Big Earth Data (Aug 2021)
Constructing a 30m African Cropland Layer for 2016 by Integrating Multiple Remote sensing, crowdsourced, and Auxiliary Datasets
Abstract
Despite its essential importance to various spatial agriculture and environmental applications, the information on actual cropland area and its geographical distribution remain highly uncertain over Africa among remote-sensing products. Each of the African regions has its unique physical and environmental limiting factors to accurate cropland mapping, which leads to high spatial discrepancies among remote sensing cropland products.

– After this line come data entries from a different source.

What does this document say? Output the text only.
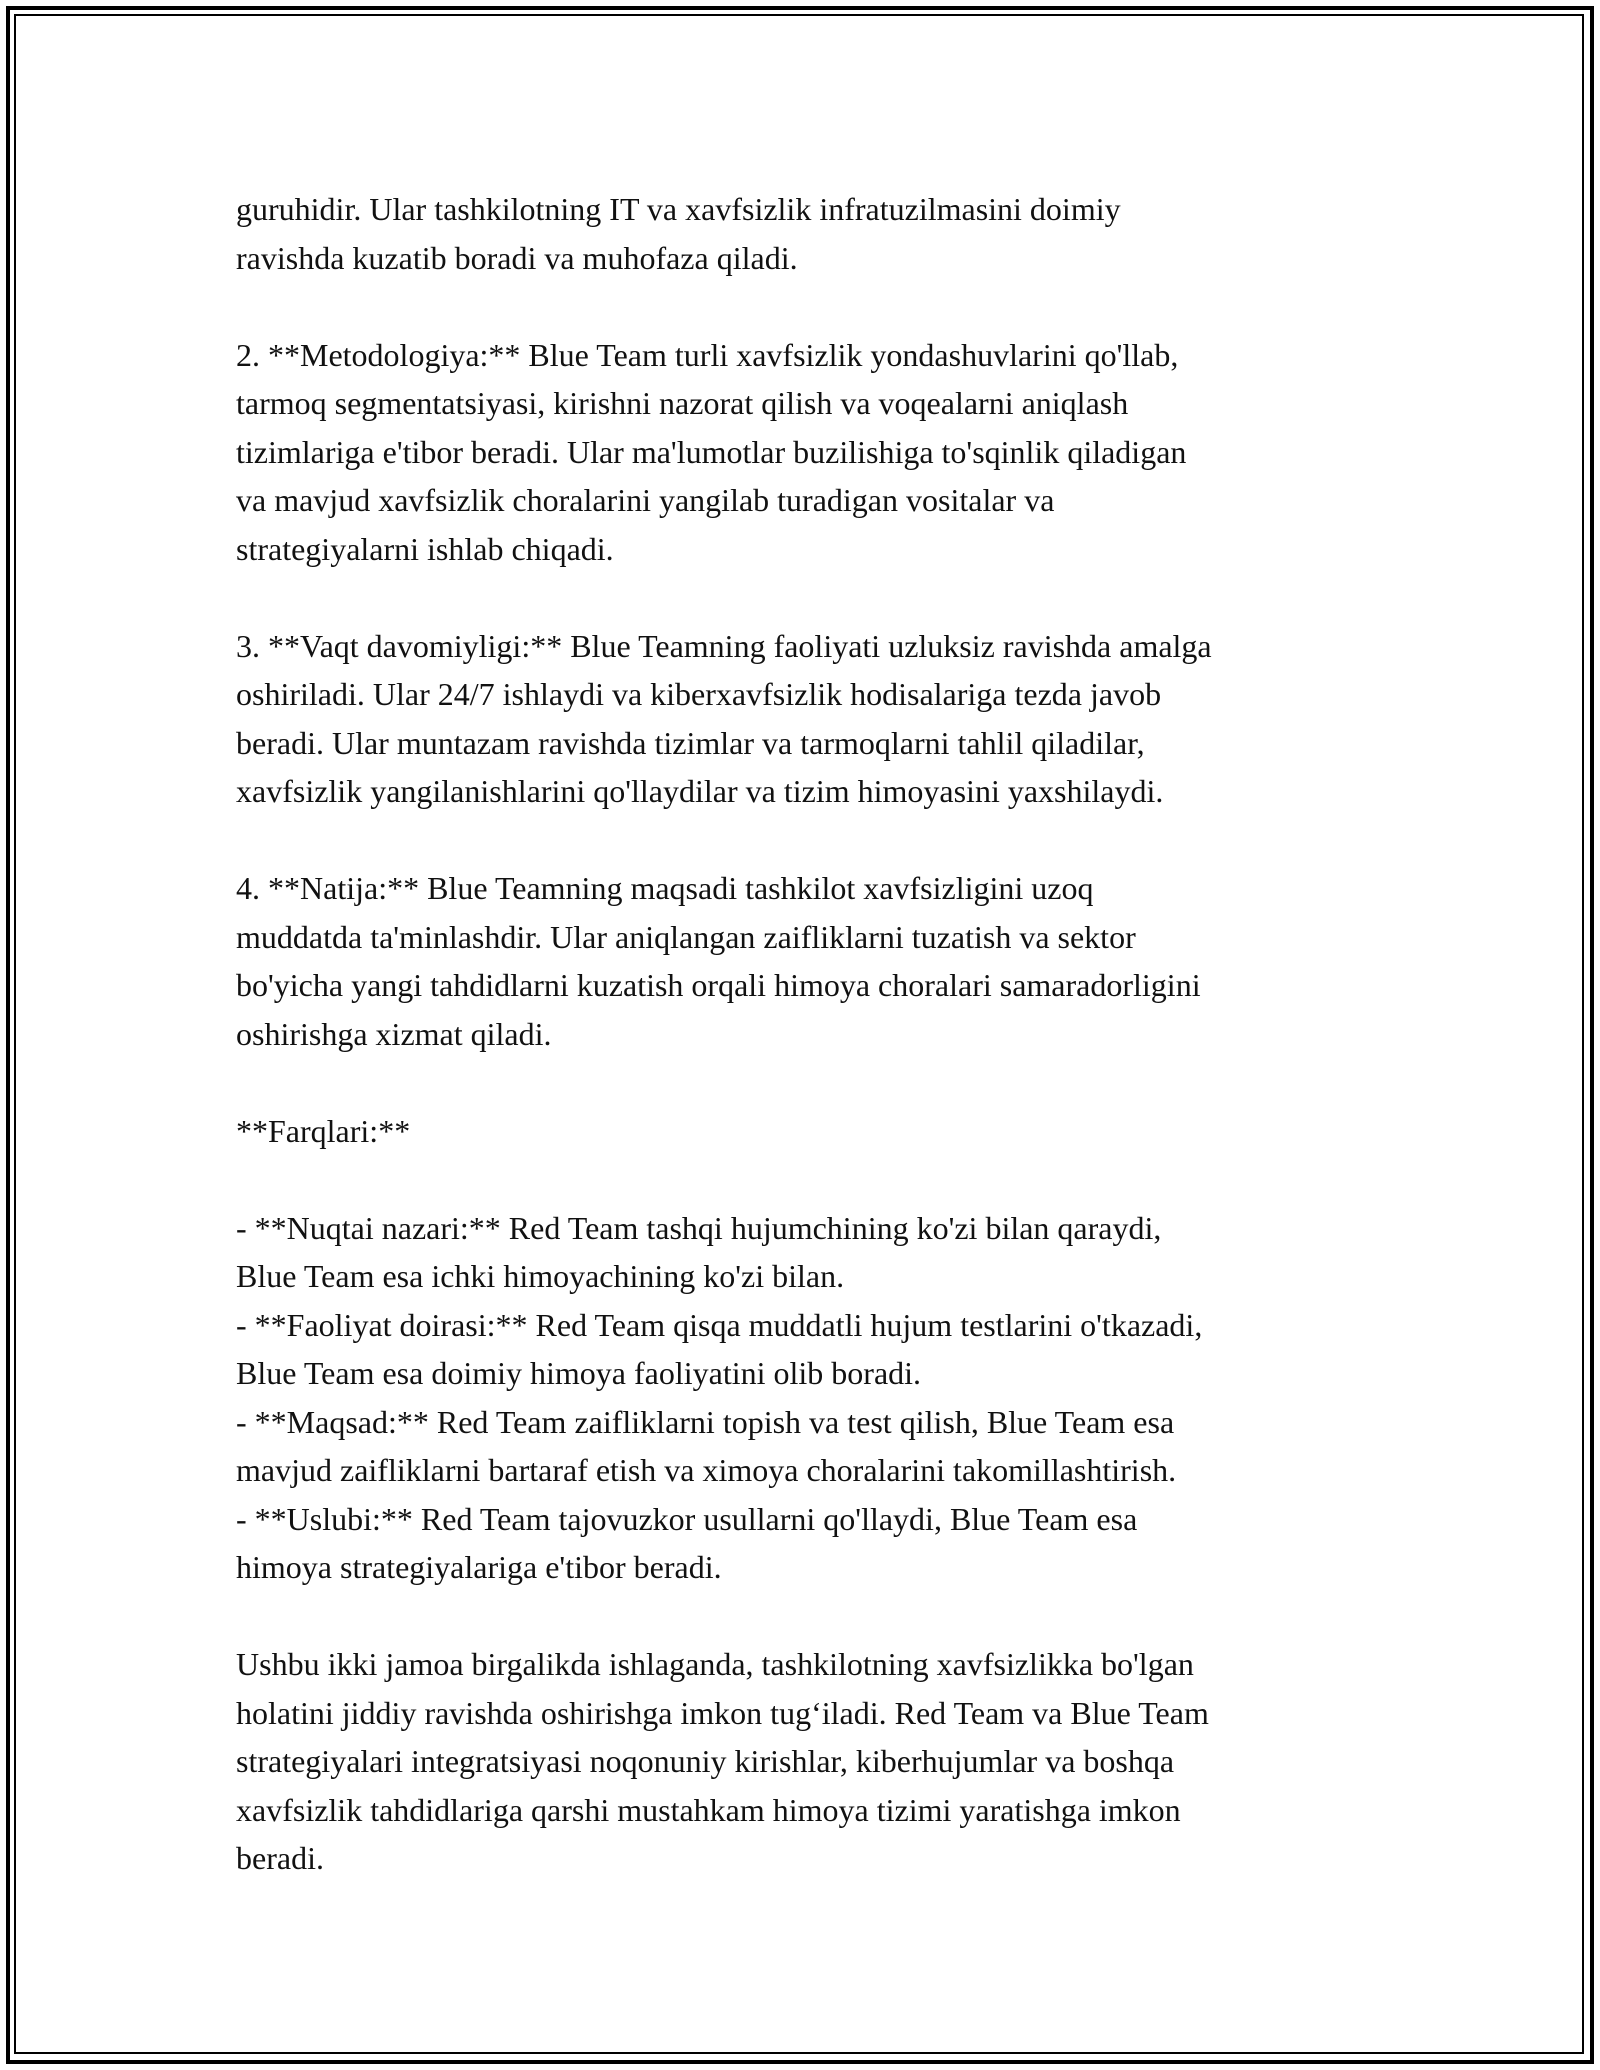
guruhidir. Ular tashkilotning IT va xavfsizlik infratuzilmasini doimiy
ravishda kuzatib boradi va muhofaza qiladi.
2. **Metodologiya:** Blue Team turli xavfsizlik yondashuvlarini qo'llab,
tarmoq segmentatsiyasi, kirishni nazorat qilish va voqealarni aniqlash
tizimlariga e'tibor beradi. Ular ma'lumotlar buzilishiga to'sqinlik qiladigan
va mavjud xavfsizlik choralarini yangilab turadigan vositalar va
strategiyalarni ishlab chiqadi.
3. **Vaqt davomiyligi:** Blue Teamning faoliyati uzluksiz ravishda amalga
oshiriladi. Ular 24/7 ishlaydi va kiberxavfsizlik hodisalariga tezda javob
beradi. Ular muntazam ravishda tizimlar va tarmoqlarni tahlil qiladilar,
xavfsizlik yangilanishlarini qo'llaydilar va tizim himoyasini yaxshilaydi.
4. **Natija:** Blue Teamning maqsadi tashkilot xavfsizligini uzoq
muddatda ta'minlashdir. Ular aniqlangan zaifliklarni tuzatish va sektor
bo'yicha yangi tahdidlarni kuzatish orqali himoya choralari samaradorligini
oshirishga xizmat qiladi.
**Farqlari:**
- **Nuqtai nazari:** Red Team tashqi hujumchining ko'zi bilan qaraydi,
Blue Team esa ichki himoyachining ko'zi bilan.
- **Faoliyat doirasi:** Red Team qisqa muddatli hujum testlarini o'tkazadi,
Blue Team esa doimiy himoya faoliyatini olib boradi.
- **Maqsad:** Red Team zaifliklarni topish va test qilish, Blue Team esa
mavjud zaifliklarni bartaraf etish va ximoya choralarini takomillashtirish.
- **Uslubi:** Red Team tajovuzkor usullarni qo'llaydi, Blue Team esa
himoya strategiyalariga e'tibor beradi.
Ushbu ikki jamoa birgalikda ishlaganda, tashkilotning xavfsizlikka bo'lgan
holatini jiddiy ravishda oshirishga imkon tug‘iladi. Red Team va Blue Team
strategiyalari integratsiyasi noqonuniy kirishlar, kiberhujumlar va boshqa
xavfsizlik tahdidlariga qarshi mustahkam himoya tizimi yaratishga imkon
beradi.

Since no dataset could cope with all limitations, multiple datasets initially derived from various remote sensing sensors and classification techniques must be integrated into a more accurate cropland product than individual layers. Here, in the current study, four cropland products, produced initially from multiple sensors (e.g. Landsat-8 OLI, Sentinel-2 MSI, and PROBA–V) to cover the period (2015–2017), were integrated based on their cropland mapping accuracy to build a more accurate cropland layer. The four cropland layers’ accuracy was assessed at Agro-ecological zones units via an intensive reference dataset (17,592 samples). The most accurate cropland layer was then identified for each zone to construct the final cropland mask at 30 m resolution for the nominal year of 2016 over Africa. As a result, the new layer was produced in higher cropland mapping accuracy (overall accuracy = 91.64% and cropland’s F-score = 0.75). The layer mapped the African cropland area as 282 Mha (9.38% of the Continent area). Compared to earlier cropland synergy layers, the constructed cropland mask showed a considerable improvement in its spatial resolution (30 m instead of 250 m), mapping quality, and closeness to official statistics (R2 = 0.853 and RMSE = 2.85 Mha). The final layer can be downloaded as described under the “Data Availability Statement” section.